The nation should maintain a proactive fiscal policy along with prudent monetary policy because it helps curb inflation, Jia Kang, head of the research institute for fiscal science under the ministry of finance, wrote in a commentary in the People’s Daily today. The Bloomberg-JPMorgan Asia Dollar Index gained on optimism European leaders will consider restarting purchases of covered bonds to ease monetary conditions.
“Investors are buying into the market as European political leaders seem to be acting to stabilize the situation,” said Banny Lam, a Hong Kong-based economist at CCB International Securities Ltd. “Even if global economic growth falls sharply, China will continue to let the yuan gain to lower the cost of imports.”
Twelve-month non-deliverable forwards advanced 0.32 percent to 6.3790 per dollar as of 4:48 p.m. in Hong Kong, the biggest gain since Aug. 12, according to data compiled by Bloomberg. The contracts were at a 0.3 percent premium to the onshore spot rate
The yuan strengthened 0.02 percent to close at 6.3992 per dollar in Shanghai, according to the China Foreign Exchange Trade System. The currency rose as much as 0.2 percent earlier. The People Bank’s of China set its daily reference rate 0.04 percent weaker at 6.3760.
In Hong Kong’s offshore market, the yuan rose 0.41 percent to 6.4535 per dollar, extending its gain this week to 0.9 percent, Bloomberg data show.

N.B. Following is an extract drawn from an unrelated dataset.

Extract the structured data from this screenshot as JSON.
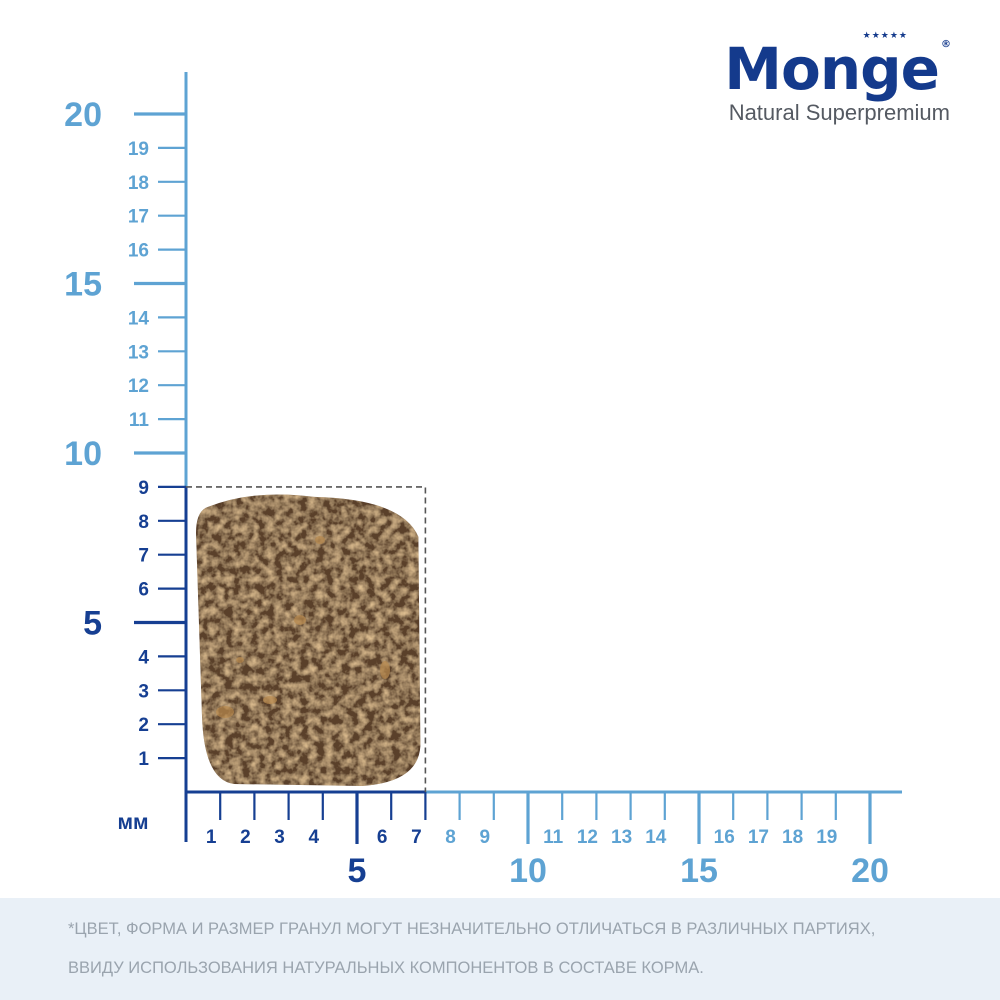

China must “quickly” implement a more flexible exchange-rate policy, Financial Times Deutschland reported yesterday, citing International Monetary Fund Deputy Managing Director Zhu Min. Consumer prices in China rose 6.2 percent in August from a year earlier after having climbed 6.5 percent the previous month. The increase in July was the most in three years.